Selanjutnya, kata Helfi, uang itu disalurkan untuk koperasi syariah 212 Rp 10 miliar, dana talangan CV Vun Rp3 miliar dan dana talangan PT MBGS Rp7,8 miliar. "Total semua Rp 34,573,069,200. Kemudian selain itu juga digunakan untuk gaji para pengurus. Ini sekarang sedang dilakukan rekapitulasi dan menjadi tindak lanjut kami yang tadi disampaikan yaitu akan dilakukan audit pada ini," pungkasnya. Aksi Cepat Tanggap (ACT) ternyata mengelola donasi masyarakat dengan nilai fantastis. Ternyata, lembaga filantropi tersebut mengumpulkan donasi hingga Rp2 triliun dalam kurun waktu 15 tahun.
Karo Penmas Divisi Humas Polri Brigjen Pol Ahmad Ramadhan menyampaikan uang donasi Rp2 triliun itu dikumpulkan dalam kurun waktu tahun 2005 hingga 2020. Dengan begitu, donasi tersebut merupakan akumulasi dalam 15 tahun terakhir. "Total donasi yang masuk ke yayasan ACT dari tahun 2005 sampai tahun 2020 sekitar Rp 2 triliun," kata Ramadhan.
Ramadhan menjelaskan, yayasan ACT besutan Ahyudin dan Ibnu Khajar itu diduga memangkas 20 sampai 30 persen dari total uang donasi yang diterima.

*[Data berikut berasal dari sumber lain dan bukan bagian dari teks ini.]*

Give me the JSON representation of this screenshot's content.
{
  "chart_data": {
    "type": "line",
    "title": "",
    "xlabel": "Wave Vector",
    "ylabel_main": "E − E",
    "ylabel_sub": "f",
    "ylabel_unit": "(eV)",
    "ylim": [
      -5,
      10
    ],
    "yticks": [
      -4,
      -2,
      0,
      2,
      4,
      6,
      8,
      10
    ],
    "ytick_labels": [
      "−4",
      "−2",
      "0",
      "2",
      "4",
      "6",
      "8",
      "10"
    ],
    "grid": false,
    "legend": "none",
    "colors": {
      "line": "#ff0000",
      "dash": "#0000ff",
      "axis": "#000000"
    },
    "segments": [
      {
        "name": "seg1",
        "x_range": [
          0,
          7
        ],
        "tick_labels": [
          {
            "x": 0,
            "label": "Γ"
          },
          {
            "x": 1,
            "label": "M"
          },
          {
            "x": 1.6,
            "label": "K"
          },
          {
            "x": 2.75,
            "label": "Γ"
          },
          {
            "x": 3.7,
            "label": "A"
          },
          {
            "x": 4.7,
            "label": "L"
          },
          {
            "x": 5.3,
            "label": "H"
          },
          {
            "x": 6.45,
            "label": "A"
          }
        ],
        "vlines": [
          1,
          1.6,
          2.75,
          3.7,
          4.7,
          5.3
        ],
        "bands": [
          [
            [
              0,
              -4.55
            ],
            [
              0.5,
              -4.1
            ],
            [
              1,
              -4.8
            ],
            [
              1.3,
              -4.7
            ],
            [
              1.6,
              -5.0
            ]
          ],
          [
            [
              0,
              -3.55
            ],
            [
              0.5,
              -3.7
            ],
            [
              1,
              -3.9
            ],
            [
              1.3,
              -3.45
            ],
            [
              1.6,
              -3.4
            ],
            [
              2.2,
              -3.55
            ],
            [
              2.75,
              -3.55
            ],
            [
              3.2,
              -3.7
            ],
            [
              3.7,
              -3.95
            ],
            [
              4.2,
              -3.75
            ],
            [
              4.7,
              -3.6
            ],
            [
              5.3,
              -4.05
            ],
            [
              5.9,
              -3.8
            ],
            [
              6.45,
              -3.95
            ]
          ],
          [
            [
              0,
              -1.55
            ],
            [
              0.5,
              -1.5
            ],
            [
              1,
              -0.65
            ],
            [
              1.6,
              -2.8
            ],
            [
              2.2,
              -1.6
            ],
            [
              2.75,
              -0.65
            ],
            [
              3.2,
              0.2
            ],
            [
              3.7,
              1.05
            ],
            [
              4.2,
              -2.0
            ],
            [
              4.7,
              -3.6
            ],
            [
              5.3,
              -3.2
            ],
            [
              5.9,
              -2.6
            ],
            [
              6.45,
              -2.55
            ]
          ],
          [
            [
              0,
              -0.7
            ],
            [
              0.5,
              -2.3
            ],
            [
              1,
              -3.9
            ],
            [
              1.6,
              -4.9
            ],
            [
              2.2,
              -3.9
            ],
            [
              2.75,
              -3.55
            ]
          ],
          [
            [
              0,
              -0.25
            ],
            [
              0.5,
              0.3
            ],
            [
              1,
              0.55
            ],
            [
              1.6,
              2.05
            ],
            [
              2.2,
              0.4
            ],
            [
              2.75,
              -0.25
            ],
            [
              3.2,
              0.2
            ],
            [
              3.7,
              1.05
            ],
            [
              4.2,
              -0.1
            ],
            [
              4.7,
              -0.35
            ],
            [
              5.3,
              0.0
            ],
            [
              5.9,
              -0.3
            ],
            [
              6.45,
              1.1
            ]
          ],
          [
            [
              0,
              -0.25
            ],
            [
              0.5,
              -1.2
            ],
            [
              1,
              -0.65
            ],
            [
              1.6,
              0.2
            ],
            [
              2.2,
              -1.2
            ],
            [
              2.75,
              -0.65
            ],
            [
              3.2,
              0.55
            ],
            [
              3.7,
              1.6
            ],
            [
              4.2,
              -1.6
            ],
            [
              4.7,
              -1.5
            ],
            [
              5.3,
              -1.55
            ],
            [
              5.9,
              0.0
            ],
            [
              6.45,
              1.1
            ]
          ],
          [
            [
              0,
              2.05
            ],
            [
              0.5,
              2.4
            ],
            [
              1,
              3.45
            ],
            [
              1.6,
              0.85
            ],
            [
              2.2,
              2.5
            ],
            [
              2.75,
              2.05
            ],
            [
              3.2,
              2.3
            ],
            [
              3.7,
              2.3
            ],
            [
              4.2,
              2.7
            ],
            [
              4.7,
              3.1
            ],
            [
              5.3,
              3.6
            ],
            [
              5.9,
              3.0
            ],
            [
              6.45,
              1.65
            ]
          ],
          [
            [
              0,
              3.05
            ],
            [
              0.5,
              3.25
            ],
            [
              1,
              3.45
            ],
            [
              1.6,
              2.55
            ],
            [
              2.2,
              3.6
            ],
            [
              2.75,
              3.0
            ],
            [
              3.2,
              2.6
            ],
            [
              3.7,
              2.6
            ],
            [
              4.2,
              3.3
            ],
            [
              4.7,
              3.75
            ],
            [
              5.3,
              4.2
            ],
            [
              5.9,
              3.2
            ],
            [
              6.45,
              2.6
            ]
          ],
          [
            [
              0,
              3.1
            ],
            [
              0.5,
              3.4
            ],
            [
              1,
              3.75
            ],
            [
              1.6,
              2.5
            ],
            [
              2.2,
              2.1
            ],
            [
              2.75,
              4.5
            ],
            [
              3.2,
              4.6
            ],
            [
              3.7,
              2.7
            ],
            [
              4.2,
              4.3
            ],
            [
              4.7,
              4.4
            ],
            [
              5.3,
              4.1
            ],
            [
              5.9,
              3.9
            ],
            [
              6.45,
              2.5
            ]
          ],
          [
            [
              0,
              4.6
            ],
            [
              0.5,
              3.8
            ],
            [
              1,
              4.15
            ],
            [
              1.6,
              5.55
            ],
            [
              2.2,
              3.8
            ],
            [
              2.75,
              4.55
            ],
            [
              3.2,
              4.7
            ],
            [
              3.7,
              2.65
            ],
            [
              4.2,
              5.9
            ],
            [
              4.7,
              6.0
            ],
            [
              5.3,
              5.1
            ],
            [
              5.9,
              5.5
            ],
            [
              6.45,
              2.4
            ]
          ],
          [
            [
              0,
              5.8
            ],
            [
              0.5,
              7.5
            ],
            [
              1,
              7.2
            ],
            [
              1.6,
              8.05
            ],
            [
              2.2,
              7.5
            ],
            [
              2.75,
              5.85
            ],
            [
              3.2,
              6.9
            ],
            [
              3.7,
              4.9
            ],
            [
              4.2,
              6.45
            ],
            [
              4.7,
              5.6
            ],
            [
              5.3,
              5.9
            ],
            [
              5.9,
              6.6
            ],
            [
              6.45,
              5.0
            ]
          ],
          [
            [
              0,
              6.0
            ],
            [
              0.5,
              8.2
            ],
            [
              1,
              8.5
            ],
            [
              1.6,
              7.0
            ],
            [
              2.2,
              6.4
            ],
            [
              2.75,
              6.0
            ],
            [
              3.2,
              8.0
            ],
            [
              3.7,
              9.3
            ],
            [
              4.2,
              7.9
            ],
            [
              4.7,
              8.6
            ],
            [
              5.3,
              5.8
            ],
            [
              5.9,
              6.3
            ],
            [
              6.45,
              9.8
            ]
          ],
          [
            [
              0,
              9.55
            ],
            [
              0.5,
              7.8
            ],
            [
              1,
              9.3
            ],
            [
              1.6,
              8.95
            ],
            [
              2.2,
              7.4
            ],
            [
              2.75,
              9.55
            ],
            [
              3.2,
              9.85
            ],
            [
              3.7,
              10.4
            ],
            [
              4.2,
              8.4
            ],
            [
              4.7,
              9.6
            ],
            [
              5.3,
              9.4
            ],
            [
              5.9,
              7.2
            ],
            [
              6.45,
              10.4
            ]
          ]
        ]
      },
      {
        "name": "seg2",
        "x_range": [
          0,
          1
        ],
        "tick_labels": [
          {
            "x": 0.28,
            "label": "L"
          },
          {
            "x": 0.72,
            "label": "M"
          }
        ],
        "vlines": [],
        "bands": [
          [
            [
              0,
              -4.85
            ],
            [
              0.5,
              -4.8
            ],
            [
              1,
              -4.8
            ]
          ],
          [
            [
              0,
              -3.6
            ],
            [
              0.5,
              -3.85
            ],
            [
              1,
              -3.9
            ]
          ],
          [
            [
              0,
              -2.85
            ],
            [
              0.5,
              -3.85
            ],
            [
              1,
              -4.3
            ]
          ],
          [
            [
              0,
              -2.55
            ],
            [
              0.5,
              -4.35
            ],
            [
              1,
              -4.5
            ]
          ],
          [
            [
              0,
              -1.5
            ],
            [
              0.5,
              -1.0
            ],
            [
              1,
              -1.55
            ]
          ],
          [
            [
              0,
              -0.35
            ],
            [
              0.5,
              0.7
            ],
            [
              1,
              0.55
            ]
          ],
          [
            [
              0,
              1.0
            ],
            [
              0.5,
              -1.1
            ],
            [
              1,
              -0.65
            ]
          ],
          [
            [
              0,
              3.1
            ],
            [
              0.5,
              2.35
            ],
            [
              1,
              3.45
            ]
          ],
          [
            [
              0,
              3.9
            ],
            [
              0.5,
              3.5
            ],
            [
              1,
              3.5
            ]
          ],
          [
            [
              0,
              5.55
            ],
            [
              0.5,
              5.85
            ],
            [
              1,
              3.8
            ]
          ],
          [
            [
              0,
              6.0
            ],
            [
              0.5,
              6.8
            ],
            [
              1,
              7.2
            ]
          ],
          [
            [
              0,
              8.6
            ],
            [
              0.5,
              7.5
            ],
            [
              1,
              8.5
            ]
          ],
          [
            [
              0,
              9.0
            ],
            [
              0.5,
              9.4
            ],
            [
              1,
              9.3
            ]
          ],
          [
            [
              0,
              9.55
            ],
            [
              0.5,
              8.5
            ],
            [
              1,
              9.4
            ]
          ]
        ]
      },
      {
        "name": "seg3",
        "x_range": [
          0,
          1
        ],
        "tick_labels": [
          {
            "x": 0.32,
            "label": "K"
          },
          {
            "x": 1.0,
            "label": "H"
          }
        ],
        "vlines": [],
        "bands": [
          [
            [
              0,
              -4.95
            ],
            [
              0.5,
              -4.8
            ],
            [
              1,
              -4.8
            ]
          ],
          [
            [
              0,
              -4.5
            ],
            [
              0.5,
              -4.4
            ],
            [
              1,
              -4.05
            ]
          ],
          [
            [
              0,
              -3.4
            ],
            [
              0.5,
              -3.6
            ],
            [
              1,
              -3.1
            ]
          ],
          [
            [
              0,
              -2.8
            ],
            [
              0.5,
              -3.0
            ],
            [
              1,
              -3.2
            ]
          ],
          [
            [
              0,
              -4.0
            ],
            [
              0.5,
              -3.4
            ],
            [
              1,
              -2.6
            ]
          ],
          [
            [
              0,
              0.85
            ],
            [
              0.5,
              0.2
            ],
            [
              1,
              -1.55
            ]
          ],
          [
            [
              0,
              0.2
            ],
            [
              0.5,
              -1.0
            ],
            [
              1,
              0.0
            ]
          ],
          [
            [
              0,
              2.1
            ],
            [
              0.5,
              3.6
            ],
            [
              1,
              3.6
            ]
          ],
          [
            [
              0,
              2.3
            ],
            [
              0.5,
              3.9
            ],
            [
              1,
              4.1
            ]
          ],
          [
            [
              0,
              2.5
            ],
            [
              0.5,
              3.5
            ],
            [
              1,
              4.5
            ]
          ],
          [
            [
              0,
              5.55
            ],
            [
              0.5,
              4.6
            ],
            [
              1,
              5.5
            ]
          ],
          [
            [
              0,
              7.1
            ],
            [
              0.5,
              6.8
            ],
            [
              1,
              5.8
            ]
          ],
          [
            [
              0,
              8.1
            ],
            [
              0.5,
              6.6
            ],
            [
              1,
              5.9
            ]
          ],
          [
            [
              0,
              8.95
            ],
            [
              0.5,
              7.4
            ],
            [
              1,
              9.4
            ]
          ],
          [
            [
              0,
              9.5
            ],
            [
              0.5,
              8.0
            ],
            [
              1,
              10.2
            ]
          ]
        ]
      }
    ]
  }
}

Hal itu berdasarkan surat keputusan internal yang dibuat para pengurus. "Pada tahun 2015 sampai 2019 dasar yang dipakai oleh yayasan untuk memotong adalah surat keputusan dari pengawas dan pembina ACT dengan pemotong berkisar 20 30 persen," ungkapnya. "Kemudian pada tahun 2020 sampai sekarang berdasarkan opini komite dewan syari'ah yayasan ACT pemotongannya sebesar 30 persen," sambung Ramadhan.
Lebih lanjut, Ia menambahkan, ACT mendapatkan uang Rp450 miliar dari hasil pemangkasan donasi tersebut. Adapun uang itu digunakan untuk alasan operasional ACT.